Steps of Church Discipline
With an understanding of what church discipline is, when it is needed and the attitude needed to do it well, it’s time to get practical about how to properly do church discipline.
Whether you already think you have someone in mind who may need church discipline, or just want to better understand this function of the church, it is crucial that the process of church discipline is clearly understood and properly implemented. The stakes (the spiritual life or death of a fellow church member) are too high, and the potential for bad communication too evident for us to not take these steps seriously.
I want to lay out five steps for you today:
1. PERSONAL CONSIDERATION
Before even considering confronting another believer in their sin, the first step of church discipline is to honestly examine your own heart.
Only a self-disciplined believer— one who seeks the confrontation of God about their own sin—can have integrity and avoid hypocrisy in examining the sins of others.
So before approaching anyone else with sin, pray with the Psalmist David, “Create in me a clean heart, O God, and renew a right spirit within me” (Psalm 51:10). Once that right spirit can be found in you, you can be properly equipped to seek to restore the spirit of another.
2. PRIVATE CONVERSATION
With gentleness and humility, approach the believer you believe to be in sin privately. Jesus commanded this type of private conversation when he told his followers, “If your brother sins against you, go and tell him his fault, between you and him alone” (Matthew 18:15a).
Understand that this conversation will certainly not be easy, and you may not get the response you hoped for. But if the sin can be dealt with in private, and restoration can be accomplished, then a public exposure will only cause more damage.
Here are a few practical wisdoms for this private conversation:
Begin with affirmation. Preface your conversation with your love for this believer and communicate ways you have seen growth and development in their spiritual life. If the one being confronted understands that your intentions are good as you approach them in love, they will be more receptive to your rebukes.
Saturate your rebuke with Scripture. Make sure that you address this person with the Word of God, not your personal opinions or your own moral standards. Let God be the one to tell them they are wrong, not just you.
Commit to stay alongside them. This conversation should not be the end of this process for you; it is the beginning. Commit to pray, encourage, and disciple this person, and be alongside them until they are restored.
3. PRIVATE CORROBORATION
If your private confrontation is met with denial, or refusal to repent, other mature believers must be brought into the process.
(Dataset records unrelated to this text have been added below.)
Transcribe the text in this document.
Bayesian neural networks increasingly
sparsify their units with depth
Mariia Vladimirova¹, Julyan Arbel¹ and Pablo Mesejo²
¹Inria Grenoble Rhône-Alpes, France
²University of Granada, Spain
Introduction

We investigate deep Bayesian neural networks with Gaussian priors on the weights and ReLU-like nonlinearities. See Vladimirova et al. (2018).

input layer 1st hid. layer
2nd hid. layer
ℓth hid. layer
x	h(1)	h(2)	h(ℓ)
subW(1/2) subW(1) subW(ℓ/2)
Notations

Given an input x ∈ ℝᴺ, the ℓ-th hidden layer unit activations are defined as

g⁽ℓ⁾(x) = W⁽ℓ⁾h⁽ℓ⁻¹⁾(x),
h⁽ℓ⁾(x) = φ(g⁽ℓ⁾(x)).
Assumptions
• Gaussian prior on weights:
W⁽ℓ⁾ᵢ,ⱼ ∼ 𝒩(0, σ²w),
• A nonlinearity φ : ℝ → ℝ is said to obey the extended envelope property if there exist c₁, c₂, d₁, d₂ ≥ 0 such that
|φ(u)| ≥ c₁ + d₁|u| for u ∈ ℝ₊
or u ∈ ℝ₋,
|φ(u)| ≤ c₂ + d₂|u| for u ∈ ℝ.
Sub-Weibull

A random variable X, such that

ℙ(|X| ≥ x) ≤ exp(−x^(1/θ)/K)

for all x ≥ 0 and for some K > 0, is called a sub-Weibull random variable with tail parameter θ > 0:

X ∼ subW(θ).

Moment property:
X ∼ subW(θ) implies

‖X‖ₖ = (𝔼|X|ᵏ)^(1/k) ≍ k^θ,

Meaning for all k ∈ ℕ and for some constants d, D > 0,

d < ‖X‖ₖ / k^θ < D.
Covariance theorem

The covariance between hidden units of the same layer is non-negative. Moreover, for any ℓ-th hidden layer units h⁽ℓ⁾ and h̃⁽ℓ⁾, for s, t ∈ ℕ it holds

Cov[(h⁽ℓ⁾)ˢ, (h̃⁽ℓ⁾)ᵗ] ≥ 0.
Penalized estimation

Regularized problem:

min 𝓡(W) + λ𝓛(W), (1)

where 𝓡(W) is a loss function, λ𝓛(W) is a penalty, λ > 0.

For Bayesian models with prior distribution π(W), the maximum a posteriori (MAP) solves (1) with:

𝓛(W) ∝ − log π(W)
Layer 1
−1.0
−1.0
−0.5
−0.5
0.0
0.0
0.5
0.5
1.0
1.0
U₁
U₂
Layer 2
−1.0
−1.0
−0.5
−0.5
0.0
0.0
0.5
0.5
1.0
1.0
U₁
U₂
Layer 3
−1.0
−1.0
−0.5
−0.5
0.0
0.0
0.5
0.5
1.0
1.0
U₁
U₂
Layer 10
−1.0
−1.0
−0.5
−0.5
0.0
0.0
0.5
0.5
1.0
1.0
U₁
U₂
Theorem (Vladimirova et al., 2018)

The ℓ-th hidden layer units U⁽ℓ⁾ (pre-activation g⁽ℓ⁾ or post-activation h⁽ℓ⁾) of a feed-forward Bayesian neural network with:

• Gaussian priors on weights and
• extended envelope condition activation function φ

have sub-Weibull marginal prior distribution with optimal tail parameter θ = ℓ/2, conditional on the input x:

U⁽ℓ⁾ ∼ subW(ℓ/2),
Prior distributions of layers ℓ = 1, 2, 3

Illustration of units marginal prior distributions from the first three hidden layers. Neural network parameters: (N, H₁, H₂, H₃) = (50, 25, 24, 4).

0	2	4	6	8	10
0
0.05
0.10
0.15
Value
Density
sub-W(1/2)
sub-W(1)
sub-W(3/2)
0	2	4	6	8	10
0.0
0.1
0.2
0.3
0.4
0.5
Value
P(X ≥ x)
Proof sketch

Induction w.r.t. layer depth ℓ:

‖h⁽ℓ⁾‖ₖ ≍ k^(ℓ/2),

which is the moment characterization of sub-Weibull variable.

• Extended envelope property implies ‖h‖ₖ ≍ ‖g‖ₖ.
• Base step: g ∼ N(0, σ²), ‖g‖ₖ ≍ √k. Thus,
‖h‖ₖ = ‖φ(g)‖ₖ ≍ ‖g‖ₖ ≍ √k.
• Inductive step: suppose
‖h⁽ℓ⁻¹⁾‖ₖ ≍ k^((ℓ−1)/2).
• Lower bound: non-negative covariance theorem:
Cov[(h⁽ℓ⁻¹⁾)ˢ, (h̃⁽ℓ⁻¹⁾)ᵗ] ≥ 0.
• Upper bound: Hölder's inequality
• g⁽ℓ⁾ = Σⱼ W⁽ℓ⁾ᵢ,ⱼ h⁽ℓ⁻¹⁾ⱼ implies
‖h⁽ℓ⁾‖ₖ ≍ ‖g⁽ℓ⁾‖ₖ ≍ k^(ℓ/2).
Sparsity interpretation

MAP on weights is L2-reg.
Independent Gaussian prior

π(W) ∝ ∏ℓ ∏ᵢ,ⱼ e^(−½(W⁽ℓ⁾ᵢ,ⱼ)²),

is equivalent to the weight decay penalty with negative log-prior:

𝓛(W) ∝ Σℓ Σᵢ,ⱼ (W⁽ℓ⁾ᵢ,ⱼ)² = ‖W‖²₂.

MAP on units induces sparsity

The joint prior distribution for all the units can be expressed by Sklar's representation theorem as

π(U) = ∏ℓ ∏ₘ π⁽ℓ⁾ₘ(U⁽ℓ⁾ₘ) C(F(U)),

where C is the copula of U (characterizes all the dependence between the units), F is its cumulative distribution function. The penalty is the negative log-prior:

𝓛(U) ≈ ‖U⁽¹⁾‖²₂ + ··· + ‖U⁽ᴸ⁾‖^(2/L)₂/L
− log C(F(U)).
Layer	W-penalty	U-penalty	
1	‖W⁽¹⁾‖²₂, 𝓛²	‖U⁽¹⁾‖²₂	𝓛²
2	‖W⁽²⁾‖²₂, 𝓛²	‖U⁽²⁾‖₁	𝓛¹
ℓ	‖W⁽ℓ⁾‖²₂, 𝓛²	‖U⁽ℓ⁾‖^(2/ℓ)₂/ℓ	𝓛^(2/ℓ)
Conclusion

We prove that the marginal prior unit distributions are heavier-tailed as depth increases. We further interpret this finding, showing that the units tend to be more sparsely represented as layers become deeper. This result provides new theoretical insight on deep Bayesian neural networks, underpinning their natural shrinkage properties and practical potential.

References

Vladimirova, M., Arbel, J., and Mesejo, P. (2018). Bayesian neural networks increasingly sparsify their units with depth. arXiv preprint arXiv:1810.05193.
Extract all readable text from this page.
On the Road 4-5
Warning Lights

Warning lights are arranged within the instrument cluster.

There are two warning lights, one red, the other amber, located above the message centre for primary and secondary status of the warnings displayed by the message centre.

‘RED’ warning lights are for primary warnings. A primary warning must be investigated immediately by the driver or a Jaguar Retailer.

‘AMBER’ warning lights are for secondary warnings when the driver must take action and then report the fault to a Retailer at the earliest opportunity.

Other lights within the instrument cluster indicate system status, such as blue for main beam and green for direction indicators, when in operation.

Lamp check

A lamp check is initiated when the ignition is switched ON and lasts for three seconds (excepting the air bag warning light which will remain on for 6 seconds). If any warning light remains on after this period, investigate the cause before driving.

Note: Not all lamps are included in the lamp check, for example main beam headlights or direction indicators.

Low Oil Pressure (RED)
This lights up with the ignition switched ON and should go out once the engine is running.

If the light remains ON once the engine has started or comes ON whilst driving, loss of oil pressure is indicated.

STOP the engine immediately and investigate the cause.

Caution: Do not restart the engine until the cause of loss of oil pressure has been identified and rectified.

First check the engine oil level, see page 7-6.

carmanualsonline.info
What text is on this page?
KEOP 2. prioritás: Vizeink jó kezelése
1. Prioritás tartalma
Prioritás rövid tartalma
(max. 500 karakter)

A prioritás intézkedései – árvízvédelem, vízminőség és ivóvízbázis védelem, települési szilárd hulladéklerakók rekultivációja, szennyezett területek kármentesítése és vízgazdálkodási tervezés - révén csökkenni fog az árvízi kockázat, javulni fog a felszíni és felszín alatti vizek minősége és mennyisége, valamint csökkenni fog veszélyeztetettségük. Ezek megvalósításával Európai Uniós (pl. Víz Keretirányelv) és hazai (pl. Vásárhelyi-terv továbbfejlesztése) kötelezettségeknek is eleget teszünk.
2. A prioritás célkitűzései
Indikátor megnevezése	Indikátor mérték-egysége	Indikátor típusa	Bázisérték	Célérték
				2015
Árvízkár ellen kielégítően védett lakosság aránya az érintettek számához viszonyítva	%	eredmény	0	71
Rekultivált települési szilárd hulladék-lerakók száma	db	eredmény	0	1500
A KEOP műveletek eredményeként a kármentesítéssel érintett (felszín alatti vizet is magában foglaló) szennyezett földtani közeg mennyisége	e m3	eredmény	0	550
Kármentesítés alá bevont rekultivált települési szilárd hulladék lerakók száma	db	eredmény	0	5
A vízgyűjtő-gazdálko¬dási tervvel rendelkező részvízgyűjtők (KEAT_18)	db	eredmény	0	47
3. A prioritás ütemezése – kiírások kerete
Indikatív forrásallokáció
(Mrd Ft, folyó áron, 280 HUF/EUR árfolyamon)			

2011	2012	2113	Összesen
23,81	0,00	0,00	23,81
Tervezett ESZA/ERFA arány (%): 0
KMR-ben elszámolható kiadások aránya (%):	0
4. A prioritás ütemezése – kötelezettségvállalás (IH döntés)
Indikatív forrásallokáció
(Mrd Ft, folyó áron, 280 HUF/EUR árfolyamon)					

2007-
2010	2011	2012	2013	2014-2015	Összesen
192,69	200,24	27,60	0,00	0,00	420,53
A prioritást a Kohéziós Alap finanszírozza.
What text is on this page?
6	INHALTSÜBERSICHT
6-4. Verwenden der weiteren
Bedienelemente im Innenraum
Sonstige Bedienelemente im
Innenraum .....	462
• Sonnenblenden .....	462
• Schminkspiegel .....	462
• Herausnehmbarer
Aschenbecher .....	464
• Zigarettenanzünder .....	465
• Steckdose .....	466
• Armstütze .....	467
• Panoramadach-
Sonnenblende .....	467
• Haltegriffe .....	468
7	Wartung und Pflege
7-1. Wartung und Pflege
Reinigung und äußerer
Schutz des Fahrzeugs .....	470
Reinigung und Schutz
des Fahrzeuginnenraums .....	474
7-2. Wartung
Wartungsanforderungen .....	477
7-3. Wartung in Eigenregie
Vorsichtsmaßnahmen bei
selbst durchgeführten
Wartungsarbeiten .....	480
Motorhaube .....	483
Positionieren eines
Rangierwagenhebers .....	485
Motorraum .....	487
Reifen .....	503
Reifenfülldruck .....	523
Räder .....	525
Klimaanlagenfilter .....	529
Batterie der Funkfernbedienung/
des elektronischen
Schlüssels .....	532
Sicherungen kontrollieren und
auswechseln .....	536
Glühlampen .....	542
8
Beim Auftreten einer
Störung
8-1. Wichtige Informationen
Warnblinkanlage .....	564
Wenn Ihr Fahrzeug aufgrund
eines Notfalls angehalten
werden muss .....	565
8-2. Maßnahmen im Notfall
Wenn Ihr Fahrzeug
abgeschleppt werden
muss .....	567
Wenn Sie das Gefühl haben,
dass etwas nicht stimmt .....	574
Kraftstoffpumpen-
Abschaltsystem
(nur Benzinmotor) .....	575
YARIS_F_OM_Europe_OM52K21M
Through phone calls, emails, or face-to-face conversations, the facts of the sin need to be corroborated, concerns can be shared and calls for repentance given to the one in sin. The importance of multiple believers involved in this process cannot be overstated. With this step, the unrepentant person will have no excuse to think you are singling them out or judging them personally; they will see that many in the church community are seeing the same problem and are taking it seriously.
4. PUBLIC CONFRONTATION
Notice, this fourth step is the first public step of church discipline. It is only after repeated failed attempts from multiple mature believers to create private repentance and restoration that now the name of the person is stated publicly before the entire congregation.
This public announcement should only come after prayer, discussion, and a unanimous vote from church leadership. This is not something to be taken lightly, the shame and resentment that can come from having your sins publicly announced is not an easy thing to wrestle with. This should be the culmination of a long process, full of prayer, discussion, and seeking the Scriptures.
The purpose of this public announcement is not for judgment, or for every single member of the church to confront this person; it is a call to prayer for the body. The unified body now begins to pray for repentance and restoration for this individual, and the body commits to unconditionally support and welcome this believer back into the fellowship when the repent.
Does this mean that every time church leaders find out someone has sinned, they should say their name in the worship service? Well, if that was the case, there would hardly be time for any preaching or singing!
Every member of the congregation sins every day, and the body will contain hundreds of sins every week; but this sin is being identified publicly because the sinner remains unrepentant.
After the announcement, it is the responsibility of the elders to warn the sinning believer that unless repentance becomes evident, the next step for the body is excommunication.
5. PUBLIC CONDEMNATION
This most extreme step, the “nuclear option” of church discipline, is only used when every other means of reaching this person has been exhausted.
Now, with clarity that this unrepentant sinner has chosen union with sin over fellowship with the body, the church must remove that believer from their fellowship. Jesus said, “If [the unrepentant one] refused to listen to them. . .let him be to you as a Gentile” (Matthew 18:17a).
Most churches refuse to take this final step when it is needed because they fail to see how by trying to be “inclusive” and “loving,” they are harming the entire body.
The church is not in the business of subsidizing sinning saints, continuing to support and welcome unrepentant people into the fellowship.
Like the prodigal son in Jesus’ parable, sometimes it takes the filth of a pig stye to wake someone up to their plight and give them a desire to be restored.
But while the church may give up on the fellowship with this person, they should never give up on praying for them.
No one is beyond God’s reach, no one is past his mercy, and excommunication from the body is never a permanent decision.